The last step was to layer the top with Thermore polyester batting and muslin and quilt it. I started with the loose edges, free-motion topstitching close to the turn under with smoke monofilament thread. And partly because I was feeling lazy and partly because I wanted to keep it simple, I continued to add minimal quilting lines using that same monofilament thread. Here's the quilting as seen from the back.
There was one other thing I wanted to try on this quilt and that was a faced edge finish. I'm seeing this on more and more art quilts where adding a binding ruins the overall effect. For you readers familiar with clothing construction it is like adding a facing to a neckline or armhole. I followed some basic instruction shared by Alison Schwabe here which is her solution to finishing irregularly shaped quilts. It's a lot like the pillow turn method, except after turning, the center of the "facing" is cut away, leaving around an inch of facing to secure to the back of the quilt, and then the facing is understitched to the seam allowance. This helps keep the facing from rolling to the front.

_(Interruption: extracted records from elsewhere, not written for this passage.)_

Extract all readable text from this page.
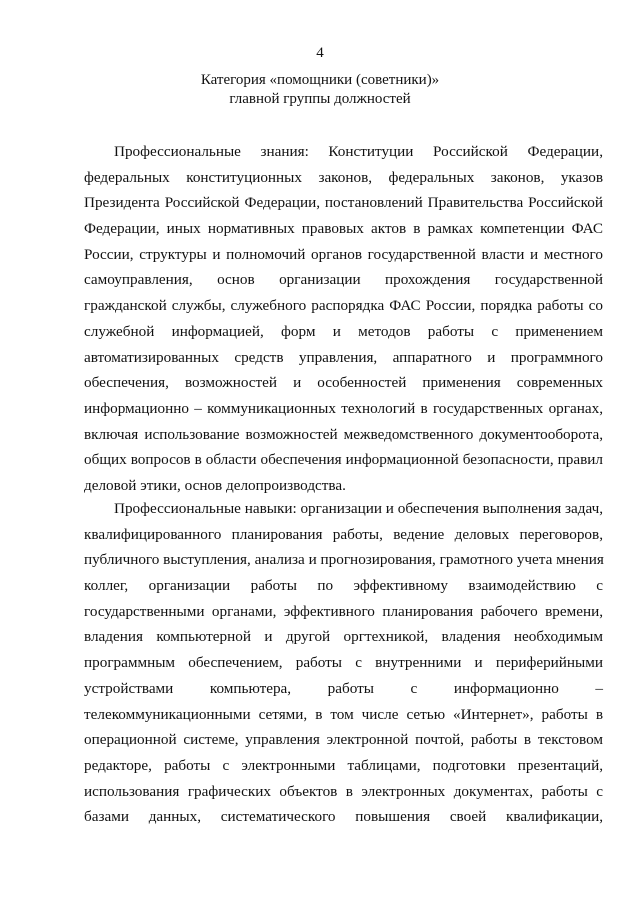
4
Категория «помощники (советники)»
главной группы должностей
Профессиональные знания: Конституции Российской Федерации,
федеральных конституционных законов, федеральных законов, указов
Президента Российской Федерации, постановлений Правительства Российской
Федерации, иных нормативных правовых актов в рамках компетенции ФАС
России, структуры и полномочий органов государственной власти и местного
самоуправления, основ организации прохождения государственной
гражданской службы, служебного распорядка ФАС России, порядка работы со
служебной информацией, форм и методов работы с применением
автоматизированных средств управления, аппаратного и программного
обеспечения, возможностей и особенностей применения современных
информационно – коммуникационных технологий в государственных органах,
включая использование возможностей межведомственного документооборота,
общих вопросов в области обеспечения информационной безопасности, правил
деловой этики, основ делопроизводства.
Профессиональные навыки: организации и обеспечения выполнения задач,
квалифицированного планирования работы, ведение деловых переговоров,
публичного выступления, анализа и прогнозирования, грамотного учета мнения
коллег, организации работы по эффективному взаимодействию с
государственными органами, эффективного планирования рабочего времени,
владения компьютерной и другой оргтехникой, владения необходимым
программным обеспечением, работы с внутренними и периферийными
устройствами компьютера, работы с информационно –
телекоммуникационными сетями, в том числе сетью «Интернет», работы в
операционной системе, управления электронной почтой, работы в текстовом
редакторе, работы с электронными таблицами, подготовки презентаций,
использования графических объектов в электронных документах, работы с
базами данных, систематического повышения своей квалификации,
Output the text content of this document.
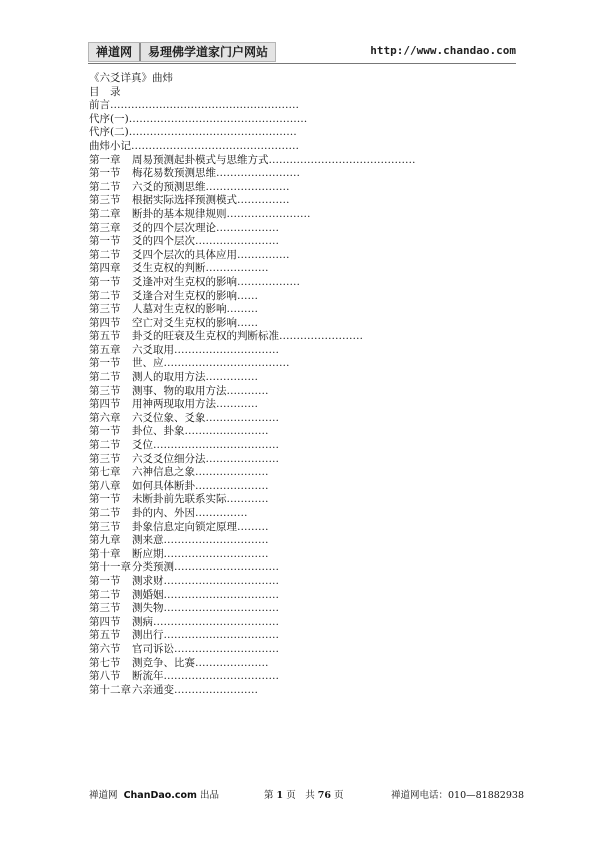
禅道网	易理佛学道家门户网站	http://www.chandao.com
《六爻详真》曲炜
目　录
前言………………………………………………
代序(一)……………………………………………
代序(二)…………………………………………
曲炜小记…………………………………………
第一章 周易预测起卦模式与思维方式……………………………………
第一节 梅花易数预测思维……………………
第二节 六爻的预测思维……………………
第三节 根据实际选择预测模式……………
第二章 断卦的基本规律规则……………………
第三章 爻的四个层次理论………………
第一节 爻的四个层次……………………
第二节 爻四个层次的具体应用……………
第四章 爻生克权的判断………………
第一节 爻逢冲对生克权的影响………………
第二节 爻逢合对生克权的影响……
第三节 人墓对生克权的影响………
第四节 空亡对爻生克权的影响……
第五节 卦爻的旺衰及生克权的判断标准……………………
第五章 六爻取用…………………………
第一节 世、应………………………………
第二节 测人的取用方法……………
第三节 测事、物的取用方法…………
第四节 用神两现取用方法…………
第六章 六爻位象、爻象…………………
第一节 卦位、卦象……………………
第二节 爻位………………………………
第三节 六爻爻位细分法…………………
第七章 六神信息之象…………………
第八章 如何具体断卦…………………
第一节 未断卦前先联系实际…………
第二节 卦的内、外因……………
第三节 卦象信息定向锁定原理………
第九章 测来意…………………………
第十章 断应期…………………………
第十一章分类预测…………………………
第一节 测求财……………………………
第二节 测婚姻……………………………
第三节 测失物……………………………
第四节 测病………………………………
第五节 测出行……………………………
第六节 官司诉讼…………………………
第七节 测竞争、比赛…………………
第八节 断流年……………………………
第十二章六亲通变……………………
禅道网 ChanDao.com 出品	第 1 页　共 76 页	禅道网电话：010—81882938
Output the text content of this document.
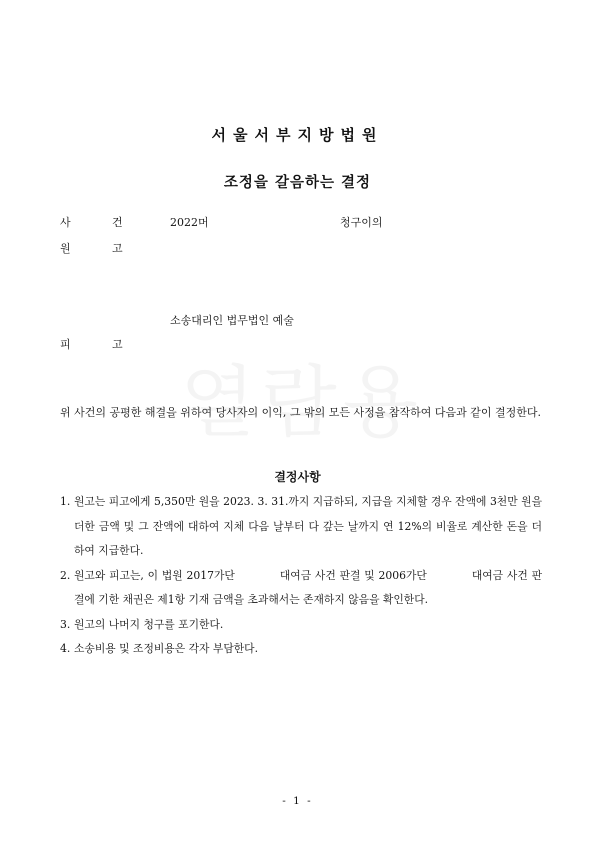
서울서부지방법원
조정을 갈음하는 결정
사	건	2022머	청구이의
원	고
소송대리인 법무법인 예술
피	고
위 사건의 공평한 해결을 위하여 당사자의 이익, 그 밖의 모든 사정을 참작하여 다음과 같이 결정한다.
결정사항
1. 원고는 피고에게 5,350만 원을 2023. 3. 31.까지 지급하되, 지급을 지체할 경우 잔액에 3천만 원을 더한 금액 및 그 잔액에 대하여 지체 다음 날부터 다 갚는 날까지 연 12%의 비율로 계산한 돈을 더하여 지급한다.
2. 원고와 피고는, 이 법원 2017가단　　　　대여금 사건 판결 및 2006가단　　　　대여금 사건 판결에 기한 채권은 제1항 기재 금액을 초과해서는 존재하지 않음을 확인한다.
3. 원고의 나머지 청구를 포기한다.
4. 소송비용 및 조정비용은 각자 부담한다.
- 1 -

I had some success with this, but I think I should have clipped the corners (which were difficult to poke out) and graded the seam since I had the extra stiffness of the Decor Bond in there. Although the picture above of the finished quilt shows nice straight even edges, the real thing is less perfect. Let's here it for cropping! That is basically my issue with any edge finish I've tried other than binding. I simply can't get that evenness that is my aesthetic. I know there's another way to do a facing, and before I totally write it off, I'll have to dig it up and give it a go, because frankly, I do like the look it gives to certain pieces.